While up the ladder, Dearest Husband is holding onto me so tightly that he is actually pulling me over and I can see the ladder beginning to tip. I reach out to balance myself by holding onto the tree, which is always a bright idea, to get stable by clutching onto something that is not stable!!!

Nothing fell, all was safe, though it did not sound like it and the non religious angel is ashamed of me.
I'm ashamed of me! Honestly, who on earth, North Pole and in Massachusetts am I trying to please with the perfect tree? Does it really matter that I have two red baubles next to one another and that I can't get the tiny bulb to shine on the golden doves wings? Should I really feel guilty about not using the ice skating polar bears I bought last year, simply because the colors do not match "this years theme?"
AND, I will let you know, there's no "back of the tree so it doesn't matter" because The Clooney Fir is placed in the window! Get me, all posh and making a seasonal statement.

Dear Santa - please bring this woman Valium before she tries to decorate the Menorah.

Sunday, December 4, 2011


On Friday night I discovered a brand new experience that I have wondered and pondered about for a few years. In fact, I feel kind of embarrassed to admit that I have never tried before, despite being tempted many a time.

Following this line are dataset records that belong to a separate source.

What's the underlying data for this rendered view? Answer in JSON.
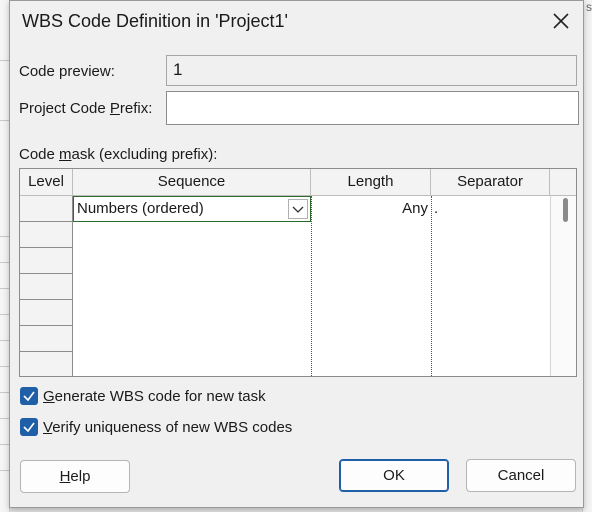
{
  "background": {
    "right_edge_char": "s"
  },
  "dialog": {
    "title": "WBS Code Definition in 'Project1'",
    "code_preview": {
      "label": "Code preview:",
      "value": "1"
    },
    "prefix": {
      "label_pre": "Project Code ",
      "label_key": "P",
      "label_post": "refix:",
      "value": ""
    },
    "mask": {
      "label_pre": "Code ",
      "label_key": "m",
      "label_post": "ask (excluding prefix):",
      "columns": [
        "Level",
        "Sequence",
        "Length",
        "Separator"
      ],
      "rows": [
        {
          "level": "",
          "sequence": "Numbers (ordered)",
          "length": "Any",
          "separator": "."
        }
      ]
    },
    "checkboxes": [
      {
        "key": "G",
        "rest": "enerate WBS code for new task",
        "checked": true
      },
      {
        "key": "V",
        "rest": "erify uniqueness of new WBS codes",
        "checked": true
      }
    ],
    "buttons": {
      "help_key": "H",
      "help_rest": "elp",
      "ok": "OK",
      "cancel": "Cancel"
    }
  },
  "colors": {
    "accent": "#1f5fa8",
    "active_cell_border": "#2e6b2e"
  }
}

I've seen people do it, I've been encouraged to do it and now I've done it and I can see why people get addicted.
Throwing all caution slowly into the air with a puff of smoke, I advise you to get to your local Shaws supermarket. This is my dealer.
They are running the Wish Big Win Big holiday giveaway. Which basically is a beginners introduction to voucher land. The more grocery shopping you do, the more tickets you receive.
Previously in my shopping world I have dabbled with the odd dollar off from sparkling water and the buy ten for five cat food. For the most part however, vouchers are the things I discover at the bottom of my bag along with dust, one paperclip and two discolored mints.

Friday night, after reading the game rules, I was pretty excited to get stuck into my pile of tiny voucher tickets.
For a few weeks now I have had an itchy palm when visiting Shaws, which I am putting down to the fact that I am going to win something. An itchy palm means you are coming into money. It does not mean you should sanitize the trolley handles I promise.

With the opening of each one I felt a positive surge and I swear I heard Liza Minnelli singing "Maybe this time, I'll be lucky."
Until 2am, I opened those tickets.I didn't care that I had too many canned peaches and not enough green beans. I just knew the possibility of the next ticket.I now only need a Hostess DoNut ticket to win a $250 gift card and just one Gingerbread Gingerman to win $25,000 for a car.

It is the big prize I play for. The ultimate, exclusive high that I believe will be mine. The $250,000!  And yes, though I still need turkey stuffing, jello, creme cheese and mozzerella, my palm itches with a guaranteed anticipation.
I can't wait to get back to Shaws to be awarded with more of those tasty tickets of joy. I know what Friday nights are made for!
AND, when I win, I will stop. I will. I know I can stop, I know I can. It's not a problem. It's just for now.